Here's a video with excerpts from the discussion:



Speaking in favor of the reestablishment of the bike lane — which was erased by the city with no notice and little explanation in December — was Caroline Samponaro, director of bicycle advocacy for Transportation Alternatives, Baruch Herzfeld, founder of the Bike Gemach cycle repair shop in Williamsburg, cyclist Lyla Durden, and bike messenger Heather Loop, who organized the infamous topless bike lane protest. Speaking in opposition of the Bedford Avenue bike lane — which was briefly repainted by cycling activists before being buffed again — was Hasidic community activist and one-time City Council candidate Isaac Abraham. Both the Department of Transportation and the Mayor's Office were invited, but turned down the request, according to the moderator.

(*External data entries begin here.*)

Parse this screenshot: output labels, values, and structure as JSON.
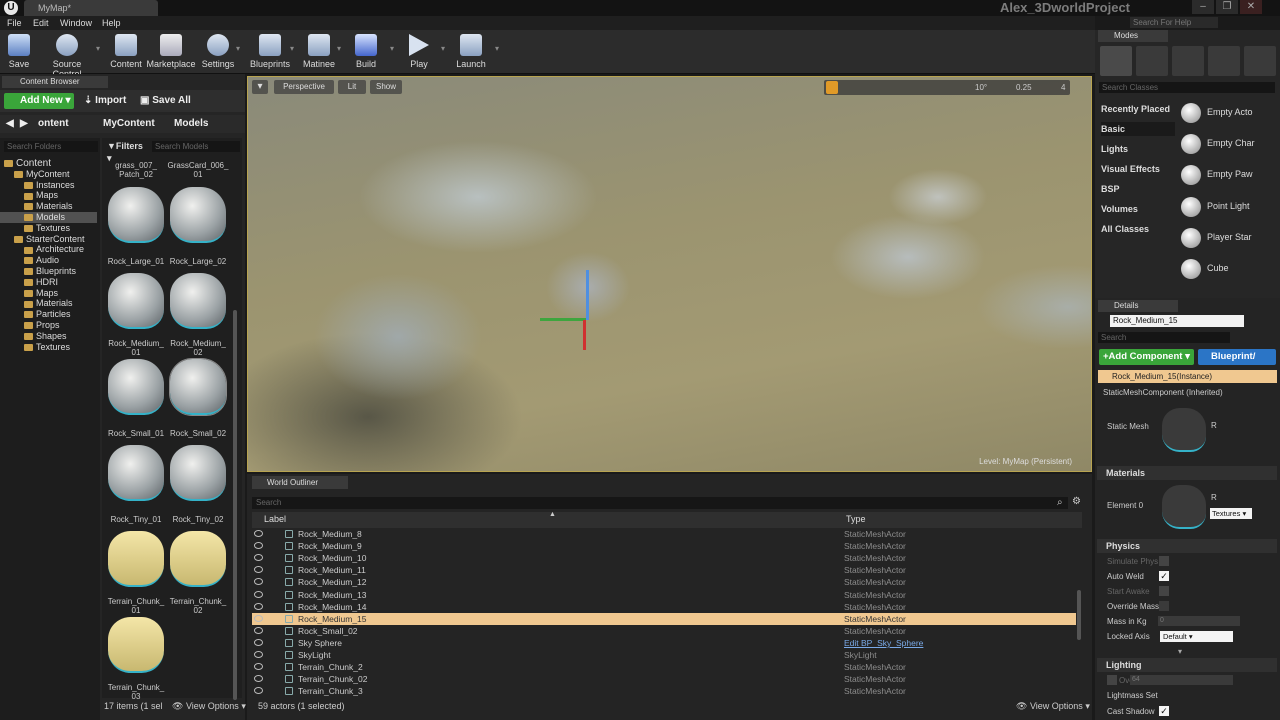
{
  "window": {
    "map_tab": "MyMap*",
    "project": "Alex_3DworldProject",
    "search_help": "Search For Help",
    "controls": [
      "–",
      "❐",
      "✕"
    ]
  },
  "menu": [
    "File",
    "Edit",
    "Window",
    "Help"
  ],
  "toolbar": [
    {
      "label": "Save",
      "icon": "save-icon"
    },
    {
      "label": "Source Control",
      "icon": "source-control-icon"
    },
    {
      "label": "Content",
      "icon": "content-icon"
    },
    {
      "label": "Marketplace",
      "icon": "marketplace-icon"
    },
    {
      "label": "Settings",
      "icon": "settings-icon"
    },
    {
      "label": "Blueprints",
      "icon": "blueprints-icon"
    },
    {
      "label": "Matinee",
      "icon": "matinee-icon"
    },
    {
      "label": "Build",
      "icon": "build-icon"
    },
    {
      "label": "Play",
      "icon": "play-icon"
    },
    {
      "label": "Launch",
      "icon": "launch-icon"
    }
  ],
  "content_browser": {
    "tab": "Content Browser",
    "add_new": "Add New",
    "import": "Import",
    "save_all": "Save All",
    "path": [
      "ontent",
      "MyContent",
      "Models"
    ],
    "search_folders": "Search Folders",
    "filters": "Filters",
    "search_models": "Search Models",
    "folders": [
      {
        "label": "Content",
        "indent": 0
      },
      {
        "label": "MyContent",
        "indent": 1
      },
      {
        "label": "Instances",
        "indent": 2
      },
      {
        "label": "Maps",
        "indent": 2
      },
      {
        "label": "Materials",
        "indent": 2
      },
      {
        "label": "Models",
        "indent": 2,
        "selected": true
      },
      {
        "label": "Textures",
        "indent": 2
      },
      {
        "label": "StarterContent",
        "indent": 1
      },
      {
        "label": "Architecture",
        "indent": 2
      },
      {
        "label": "Audio",
        "indent": 2
      },
      {
        "label": "Blueprints",
        "indent": 2
      },
      {
        "label": "HDRI",
        "indent": 2
      },
      {
        "label": "Maps",
        "indent": 2
      },
      {
        "label": "Materials",
        "indent": 2
      },
      {
        "label": "Particles",
        "indent": 2
      },
      {
        "label": "Props",
        "indent": 2
      },
      {
        "label": "Shapes",
        "indent": 2
      },
      {
        "label": "Textures",
        "indent": 2
      }
    ],
    "top_labels": [
      [
        "grass_007_",
        "Patch_02"
      ],
      [
        "GrassCard_006_",
        "01"
      ]
    ],
    "assets": [
      {
        "label": [
          "Rock_Large_01"
        ],
        "kind": "rock"
      },
      {
        "label": [
          "Rock_Large_02"
        ],
        "kind": "rock"
      },
      {
        "label": [
          "Rock_Medium_",
          "01"
        ],
        "kind": "rock"
      },
      {
        "label": [
          "Rock_Medium_",
          "02"
        ],
        "kind": "rock"
      },
      {
        "label": [
          "Rock_Small_01"
        ],
        "kind": "rock"
      },
      {
        "label": [
          "Rock_Small_02"
        ],
        "kind": "rock",
        "selected": true
      },
      {
        "label": [
          "Rock_Tiny_01"
        ],
        "kind": "rock"
      },
      {
        "label": [
          "Rock_Tiny_02"
        ],
        "kind": "rock"
      },
      {
        "label": [
          "Terrain_Chunk_",
          "01"
        ],
        "kind": "terrain"
      },
      {
        "label": [
          "Terrain_Chunk_",
          "02"
        ],
        "kind": "terrain"
      },
      {
        "label": [
          "Terrain_Chunk_",
          "03"
        ],
        "kind": "terrain"
      }
    ],
    "footer": "17 items (1 sel",
    "view_options": "View Options"
  },
  "viewport": {
    "perspective": "Perspective",
    "lit": "Lit",
    "show": "Show",
    "snap_angle": "10°",
    "snap_scale": "0.25",
    "camera_speed": "4",
    "level": "Level: MyMap (Persistent)"
  },
  "world_outliner": {
    "tab": "World Outliner",
    "search": "Search",
    "col_label": "Label",
    "col_type": "Type",
    "rows": [
      {
        "name": "Rock_Medium_8",
        "type": "StaticMeshActor"
      },
      {
        "name": "Rock_Medium_9",
        "type": "StaticMeshActor"
      },
      {
        "name": "Rock_Medium_10",
        "type": "StaticMeshActor"
      },
      {
        "name": "Rock_Medium_11",
        "type": "StaticMeshActor"
      },
      {
        "name": "Rock_Medium_12",
        "type": "StaticMeshActor"
      },
      {
        "name": "Rock_Medium_13",
        "type": "StaticMeshActor"
      },
      {
        "name": "Rock_Medium_14",
        "type": "StaticMeshActor"
      },
      {
        "name": "Rock_Medium_15",
        "type": "StaticMeshActor",
        "selected": true
      },
      {
        "name": "Rock_Small_02",
        "type": "StaticMeshActor"
      },
      {
        "name": "Sky Sphere",
        "type": "Edit BP_Sky_Sphere",
        "link": true
      },
      {
        "name": "SkyLight",
        "type": "SkyLight"
      },
      {
        "name": "Terrain_Chunk_2",
        "type": "StaticMeshActor"
      },
      {
        "name": "Terrain_Chunk_02",
        "type": "StaticMeshActor"
      },
      {
        "name": "Terrain_Chunk_3",
        "type": "StaticMeshActor"
      }
    ],
    "footer": "59 actors (1 selected)",
    "view_options": "View Options"
  },
  "modes": {
    "tab": "Modes",
    "search": "Search Classes",
    "categories": [
      {
        "label": "Recently Placed"
      },
      {
        "label": "Basic",
        "active": true
      },
      {
        "label": "Lights"
      },
      {
        "label": "Visual Effects"
      },
      {
        "label": "BSP"
      },
      {
        "label": "Volumes"
      },
      {
        "label": "All Classes"
      }
    ],
    "items": [
      "Empty Acto",
      "Empty Char",
      "Empty Paw",
      "Point Light",
      "Player Star",
      "Cube"
    ]
  },
  "details": {
    "tab": "Details",
    "actor_name": "Rock_Medium_15",
    "search": "Search",
    "add_component": "+Add Component",
    "blueprint": "Blueprint/",
    "instance": "Rock_Medium_15(Instance)",
    "static_mesh_component": "StaticMeshComponent (Inherited)",
    "static_mesh_label": "Static Mesh",
    "materials_header": "Materials",
    "element0_label": "Element 0",
    "textures_dd": "Textures",
    "physics_header": "Physics",
    "simulate_physics": "Simulate Phys",
    "auto_weld": "Auto Weld",
    "start_awake": "Start Awake",
    "override_mass": "Override Mass",
    "mass_in_kg": "Mass in Kg",
    "mass_value": "0",
    "locked_axis": "Locked Axis",
    "locked_axis_value": "Default",
    "lighting_header": "Lighting",
    "overridden": "Overridden",
    "overridden_value": "64",
    "lightmass": "Lightmass Set",
    "cast_shadow": "Cast Shadow",
    "asset_abbrev": "R"
  }
}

Though Abraham insisted that bike lanes put South Williamsburg residents — particularly children boarding and exiting Yeshiva school buses — at risk, cycling path supporters said a bike lane would make Bedford Avenue safer for all users. "A bicycle lane is a necessary piece of transportation infrastructure, just like a sidewalk," said Samponaro "Wouldn't it be better if we had the right infrastructure?" The cycling activists called for a new bike lane, possibly protected from traffic like the lane on Grand Street in Manhattan, as well as traffic calming devices like speed bumps that could extend across the car lanes and the cycling path. Some suggested that the Yeshivas establish more formal bus stops so buses don't let off passengers as sporadically, potentially reducing the number of conflicts cyclists and schoolchildren.

The bike riders admitted that cyclists need to follow the rules of the road, and that increased enforcement against lawbreaking bike riders might be a good thing. "When it comes down to basically sharing limited space with each other, if you have more potential to cause harm, you have more responsibility," said Samponaro, who insisted that cyclists should aim to befriend pedestrians, not terrorize them, as Abraham had described. "Why would we recreate the same model of behavior with pedestrians [that we have with cars]…we should be working together, not against each other."

For his part, Abraham emphasized that the Hasidic community doesn't oppose the Bedford Avenue bike lane because of scantily-clad cyclists or community politics, but because cyclists ride through the neighborhood dangerously and occasionally hit pedestrians. He blamed the city for poorly planning the Bedford Avenue lane, and insisted it hadn't been discussed with the community, though supporters said it had. "Biking is a new issue, nobody knows how to deal with it yet," added Abraham, who said his wife was hospitalized after being struck by a bicyclist.

When asked if there is any chance the Hasidic community could come to support a bike lane on Bedford Avenue, Abraham said: "Never going to sell." Referring to other existing lanes in the neighborhood on Kent Avenue, Wythe Avenue, and Berry Street, he added: "In order to make this a bargaining chip, I would take another one away, make it two [with bike lanes] and two [without bike lanes]."